Elle est signée par l’avocat constitué. Elle est accompagnée d’une copie de la décision. Elle est remise au greffe et vaut demande d’inscription au rôle.
La déclaration d’appel, qui ne mentionne pas les chefs critiqués du jugement, ne peut être régularisée que par une nouvelle déclaration d’appel, formée dans le délai imparti à l’appelant pour conclure au fond, conformément à l’article 910-4, alinéa 1, du code de procédure civile.
Il en résulte qu’en vertu de l’article 562 du code de procédure civile, dans sa rédaction issue du décret n° 2017-891 du 6 mai 2017, seul l’acte d’appel emporte dévolution des chefs critiqués du jugement et la régularisation du vice de forme de la déclaration d’appel, qui, tendant à la réformation du jugement, ne mentionne pas les chefs de jugement critiqués, ne s’opère, dans le délai imparti à l’appelant pour conclure au fond, que par une nouvelle déclaration d’appel, conformément à l’article 910-4, alinéa 1, du code de procédure civile (2e Civ., 25 mars 2021, pourvoi n° 20-12.037).

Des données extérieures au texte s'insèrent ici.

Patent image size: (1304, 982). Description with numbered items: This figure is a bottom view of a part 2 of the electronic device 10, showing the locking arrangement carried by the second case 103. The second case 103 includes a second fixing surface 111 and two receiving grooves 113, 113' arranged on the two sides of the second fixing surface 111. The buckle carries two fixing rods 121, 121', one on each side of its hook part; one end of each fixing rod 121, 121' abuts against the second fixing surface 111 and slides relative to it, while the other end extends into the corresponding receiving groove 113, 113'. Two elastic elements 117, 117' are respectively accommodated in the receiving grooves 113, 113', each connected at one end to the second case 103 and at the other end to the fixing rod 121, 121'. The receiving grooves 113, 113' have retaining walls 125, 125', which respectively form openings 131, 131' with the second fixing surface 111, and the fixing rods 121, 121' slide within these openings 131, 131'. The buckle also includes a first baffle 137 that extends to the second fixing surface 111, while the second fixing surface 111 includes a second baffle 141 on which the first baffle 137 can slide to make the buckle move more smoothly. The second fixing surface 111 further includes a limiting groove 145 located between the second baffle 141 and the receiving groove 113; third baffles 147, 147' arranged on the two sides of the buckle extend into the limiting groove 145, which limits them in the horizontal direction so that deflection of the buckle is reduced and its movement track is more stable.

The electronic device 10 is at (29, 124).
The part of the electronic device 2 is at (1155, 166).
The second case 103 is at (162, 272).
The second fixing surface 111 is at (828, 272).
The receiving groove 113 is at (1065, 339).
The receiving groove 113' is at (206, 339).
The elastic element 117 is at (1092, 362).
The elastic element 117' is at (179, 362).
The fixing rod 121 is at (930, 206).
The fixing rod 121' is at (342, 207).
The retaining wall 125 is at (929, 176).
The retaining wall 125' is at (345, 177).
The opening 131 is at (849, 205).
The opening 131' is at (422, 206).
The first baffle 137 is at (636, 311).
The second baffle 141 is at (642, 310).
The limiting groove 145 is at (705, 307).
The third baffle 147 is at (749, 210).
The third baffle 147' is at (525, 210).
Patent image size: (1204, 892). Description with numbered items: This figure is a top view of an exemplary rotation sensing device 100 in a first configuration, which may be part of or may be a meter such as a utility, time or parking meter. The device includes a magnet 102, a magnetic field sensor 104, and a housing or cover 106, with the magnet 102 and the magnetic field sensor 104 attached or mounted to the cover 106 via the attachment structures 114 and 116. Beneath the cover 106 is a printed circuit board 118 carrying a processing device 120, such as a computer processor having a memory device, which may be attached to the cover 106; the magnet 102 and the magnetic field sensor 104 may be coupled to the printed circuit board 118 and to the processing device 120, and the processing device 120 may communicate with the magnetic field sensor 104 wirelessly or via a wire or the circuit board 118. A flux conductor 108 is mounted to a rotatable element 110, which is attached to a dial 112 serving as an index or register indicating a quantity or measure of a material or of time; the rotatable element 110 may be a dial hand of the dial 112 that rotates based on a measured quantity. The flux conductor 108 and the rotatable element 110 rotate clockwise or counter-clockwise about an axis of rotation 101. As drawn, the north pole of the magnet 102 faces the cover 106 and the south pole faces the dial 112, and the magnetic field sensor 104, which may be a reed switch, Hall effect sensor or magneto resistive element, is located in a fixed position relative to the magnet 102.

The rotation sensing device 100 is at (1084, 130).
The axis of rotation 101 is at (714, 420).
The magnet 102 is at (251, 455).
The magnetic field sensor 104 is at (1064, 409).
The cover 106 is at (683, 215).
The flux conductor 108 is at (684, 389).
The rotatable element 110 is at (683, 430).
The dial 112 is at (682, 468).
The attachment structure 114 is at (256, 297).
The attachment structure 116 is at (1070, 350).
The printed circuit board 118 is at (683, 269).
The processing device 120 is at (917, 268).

L’indivisibilité du litige nécessite l’impossibilité d’exécuter simultanément plusieurs chefs de dispositifs de jugements dans un même litige (2e Civ., 9 juin 2022, pourvoi n° 20-15.827).
L’indivisibilité du litige ne doit pas se confondre avec le lien de dépendance pouvant exister entre plusieurs chefs de dispositifs dans un même litige.

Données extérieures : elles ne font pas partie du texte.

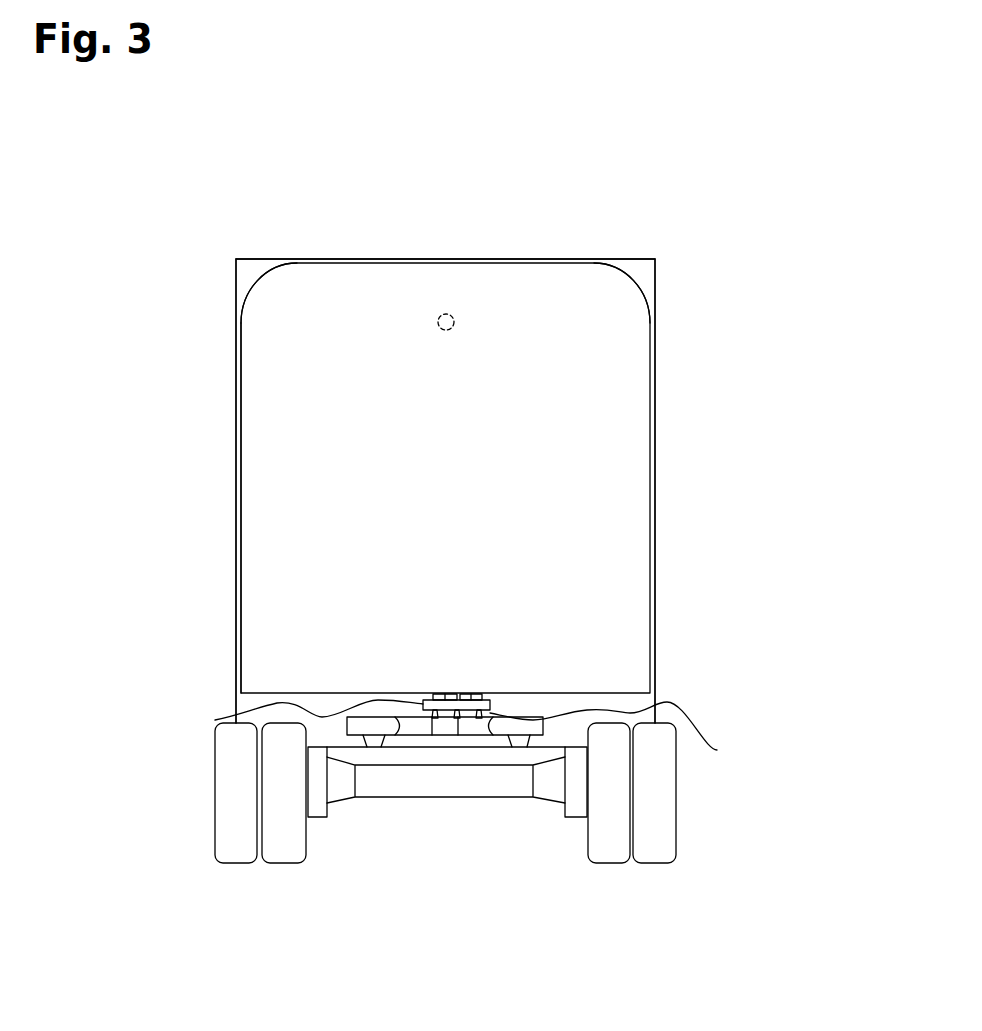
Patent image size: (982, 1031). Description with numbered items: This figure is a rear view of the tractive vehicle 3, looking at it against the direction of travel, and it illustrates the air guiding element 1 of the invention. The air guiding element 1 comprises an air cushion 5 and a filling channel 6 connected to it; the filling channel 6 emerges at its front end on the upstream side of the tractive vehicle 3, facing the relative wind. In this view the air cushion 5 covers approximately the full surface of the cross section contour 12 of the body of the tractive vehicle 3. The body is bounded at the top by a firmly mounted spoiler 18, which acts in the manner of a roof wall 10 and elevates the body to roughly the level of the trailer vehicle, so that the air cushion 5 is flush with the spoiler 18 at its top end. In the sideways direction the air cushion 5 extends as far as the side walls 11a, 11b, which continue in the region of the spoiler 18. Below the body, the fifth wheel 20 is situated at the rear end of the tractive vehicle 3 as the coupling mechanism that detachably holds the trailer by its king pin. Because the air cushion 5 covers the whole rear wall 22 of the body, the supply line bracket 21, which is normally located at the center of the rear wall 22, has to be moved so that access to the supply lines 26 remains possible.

The air guiding element 1 is at (726, 462).
The tractive vehicle 3 is at (195, 523).
The air cushion 5 is at (453, 505).
The filling channel 6 is at (453, 328).
The roof wall 10 is at (445, 227).
The spoiler 18 is at (419, 259).
The cross section contour 12 is at (243, 270).
The rear wall 22 is at (236, 398).
The side wall 11a is at (236, 605).
The side wall 11b is at (656, 630).
The supply line bracket 21 is at (215, 720).
The supply lines 26 is at (488, 713).
The fifth wheel 20 is at (717, 750).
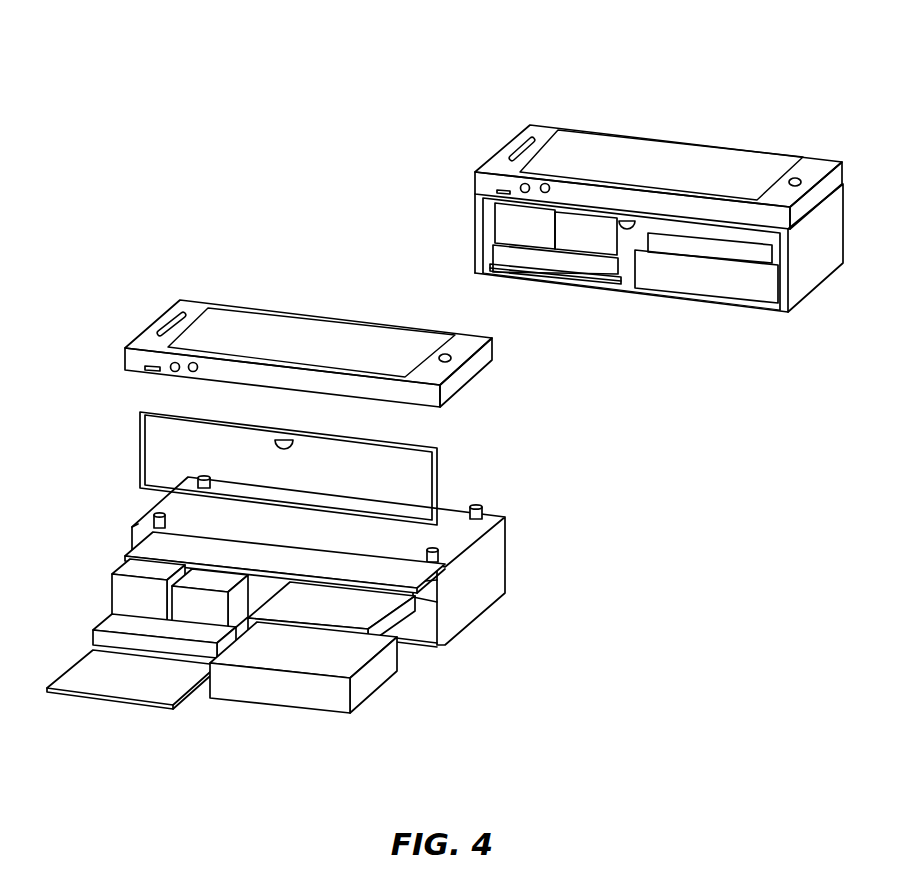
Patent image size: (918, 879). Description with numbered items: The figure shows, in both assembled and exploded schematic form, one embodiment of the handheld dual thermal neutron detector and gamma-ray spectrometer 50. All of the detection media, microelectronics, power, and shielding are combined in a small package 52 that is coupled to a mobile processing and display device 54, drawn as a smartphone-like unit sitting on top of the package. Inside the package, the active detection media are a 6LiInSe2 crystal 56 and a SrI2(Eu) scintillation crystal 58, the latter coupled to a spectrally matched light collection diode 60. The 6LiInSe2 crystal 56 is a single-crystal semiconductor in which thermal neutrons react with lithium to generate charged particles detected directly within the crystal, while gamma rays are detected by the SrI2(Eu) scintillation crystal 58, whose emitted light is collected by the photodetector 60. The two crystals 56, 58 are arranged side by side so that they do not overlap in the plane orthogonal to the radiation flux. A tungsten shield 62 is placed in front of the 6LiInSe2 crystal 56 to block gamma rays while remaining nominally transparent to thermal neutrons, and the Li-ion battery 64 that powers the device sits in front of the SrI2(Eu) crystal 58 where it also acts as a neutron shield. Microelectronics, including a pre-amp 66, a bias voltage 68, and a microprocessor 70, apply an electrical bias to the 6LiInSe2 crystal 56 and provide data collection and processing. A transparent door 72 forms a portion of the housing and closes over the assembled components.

The handheld dual thermal neutron detector and gamma-ray spectrometer 50 is at (703, 106).
The small package 52 is at (813, 225).
The mobile processing and display device 54 is at (553, 121).
The 6LiInSe2 crystal 56 is at (493, 258).
The SrI2(Eu) scintillation crystal 58 is at (733, 253).
The light collection diode 60 is at (627, 262).
The tungsten shield 62 is at (548, 276).
The Li-ion battery 64 is at (695, 290).
The pre-amp 66 is at (495, 218).
The bias voltage 68 is at (556, 214).
The microprocessor 70 is at (168, 538).
The transparent door 72 is at (135, 436).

En l’espèce, la seule déclaration d’appel du dossier du 16 décembre 2022 indique « Objet /portée de l’appel : appel en cas d’objet du litige indivisible ». Elle ne mentionne donc pas les chefs du jugement expressément critiqués auxquels l’appel est limité et elle n’a pas pour objet l’annulation du jugement.
Quoique Mme [P] invoque l’indivisibilité du litige, elle fait référence en réalité simplement aux liens de dépendance existant entre les chefs du dispositif du jugement du conseil de prud’hommes en ce que le débouté des demandes indemnitaires est la conséquence du rejet de la demande de requalification. Toutefois, ce lien de dépendance est distinct d’une impossibilité d’exécuter plusieurs chefs de jugements dans un même litige.

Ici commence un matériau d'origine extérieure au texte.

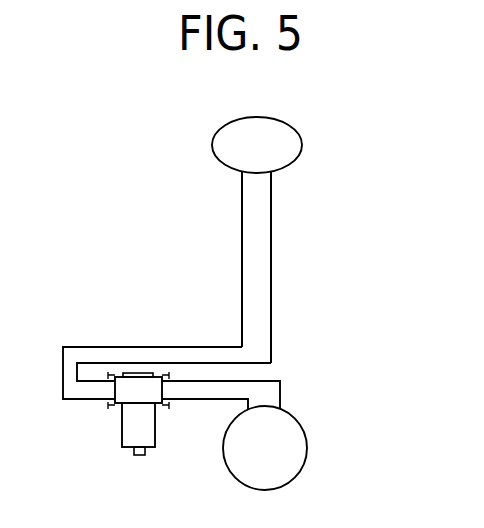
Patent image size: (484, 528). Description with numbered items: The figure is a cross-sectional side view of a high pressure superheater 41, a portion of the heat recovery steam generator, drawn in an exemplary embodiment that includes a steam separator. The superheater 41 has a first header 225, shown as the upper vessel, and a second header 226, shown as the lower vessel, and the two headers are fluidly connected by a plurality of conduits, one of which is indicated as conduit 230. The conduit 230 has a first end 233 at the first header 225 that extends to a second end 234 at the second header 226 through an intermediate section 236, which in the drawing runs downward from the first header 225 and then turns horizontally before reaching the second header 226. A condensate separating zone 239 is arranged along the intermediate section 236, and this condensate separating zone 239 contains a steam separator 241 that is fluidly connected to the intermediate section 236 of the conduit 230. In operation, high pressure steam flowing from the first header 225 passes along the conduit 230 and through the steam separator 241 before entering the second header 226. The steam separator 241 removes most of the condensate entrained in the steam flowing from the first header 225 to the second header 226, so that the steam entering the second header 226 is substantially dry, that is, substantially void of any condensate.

The high pressure superheater 41 is at (338, 222).
The first header 225 is at (293, 113).
The second header 226 is at (315, 446).
The conduit 230 is at (293, 305).
The first end 233 is at (273, 175).
The second end 234 is at (283, 408).
The intermediate section 236 is at (242, 235).
The condensate separating zone 239 is at (108, 328).
The steam separator 241 is at (101, 427).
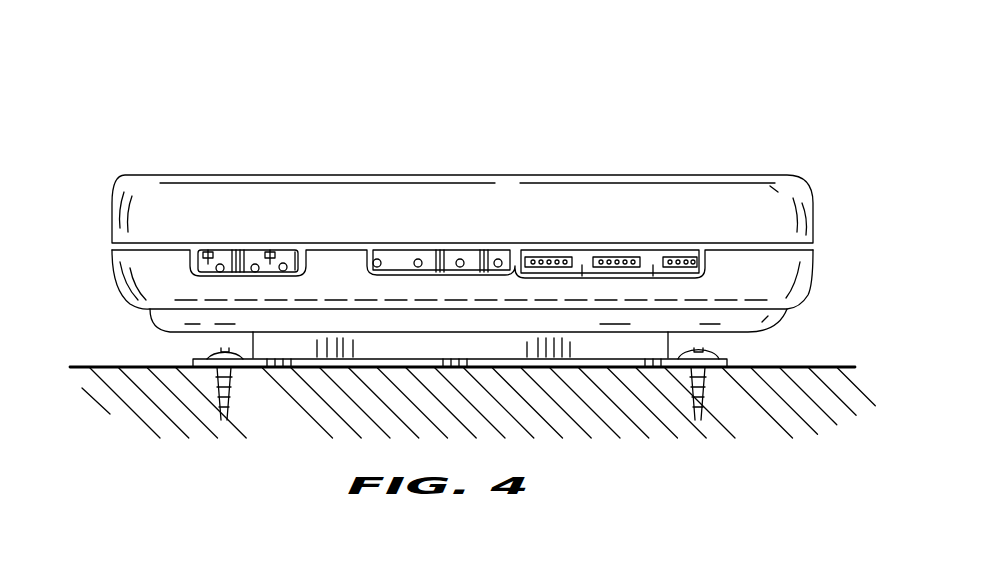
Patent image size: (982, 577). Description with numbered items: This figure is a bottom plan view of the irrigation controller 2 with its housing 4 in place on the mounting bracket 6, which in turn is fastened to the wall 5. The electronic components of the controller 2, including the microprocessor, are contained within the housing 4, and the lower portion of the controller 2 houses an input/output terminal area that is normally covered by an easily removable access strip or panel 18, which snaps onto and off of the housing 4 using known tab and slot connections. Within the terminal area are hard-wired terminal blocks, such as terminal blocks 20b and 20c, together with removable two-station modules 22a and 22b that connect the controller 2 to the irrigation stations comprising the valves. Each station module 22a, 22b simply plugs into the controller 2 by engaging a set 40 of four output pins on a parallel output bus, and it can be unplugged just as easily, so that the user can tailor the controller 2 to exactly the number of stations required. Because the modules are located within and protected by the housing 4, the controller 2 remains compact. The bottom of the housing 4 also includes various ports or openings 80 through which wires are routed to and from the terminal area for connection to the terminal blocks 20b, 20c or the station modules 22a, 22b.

The controller 2 is at (284, 167).
The housing 4 is at (678, 178).
The access panel 18 is at (776, 194).
The terminal block 20b is at (237, 248).
The terminal block 20c is at (287, 248).
The two-station module 22a is at (405, 250).
The two-station module 22b is at (483, 248).
The set of output pins 40 is at (560, 251).
The ports or openings 80 is at (244, 282).
The mounting bracket 6 is at (183, 357).
The wall 5 is at (819, 367).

Il en résulte qu’en l’absence de mention des chefs du jugement expressément critiqués, dès lors que l’appel n’a pas pour objet l’annulation du jugement et que l’objet du litige n’est pas indivisible, la cour ne peut que dire que l’appel ne critique aucun chef du jugement déféré et que par conséquent l’effet dévolutif n’a pas opéré.
Sur les demandes accessoires
Au visa de l’article 696 du code de procédure civile, Mme [D] [P], partie perdante, est condamnée aux dépens d’appel.
L’équité commande de débouter les parties de leurs demandes au titre de l’article 700 du code de procédure civile.
PAR CES MOTIFS
La cour, statuant publiquement, contradictoirement, dans les limites de l’appel, et après en avoir délibéré conformément à la loi,
DIT que l’appel ne critique aucun chef du jugement déféré et que par conséquent l’effet dévolutif n’a pas opéré ;
DEBOUTE les parties de leurs demandes en application de l’article 700 du code de procédure civile ;
CONDAMNE Mme [D] [P] aux dépens d’appel.
Prononcé publiquement par mise à disposition de l’arrêt au greffe de la Cour, les parties ayant été préalablement avisées dans les conditions prévues au deuxième alinéa de l’article 450 du code de procédure civile.
Signé par M. Frédéric BLANC, Conseiller faisant fonction de Président de section, et par Mme Carole COLAS, Greffière à laquelle la minute de la décision a été remise par le magistrat signataire.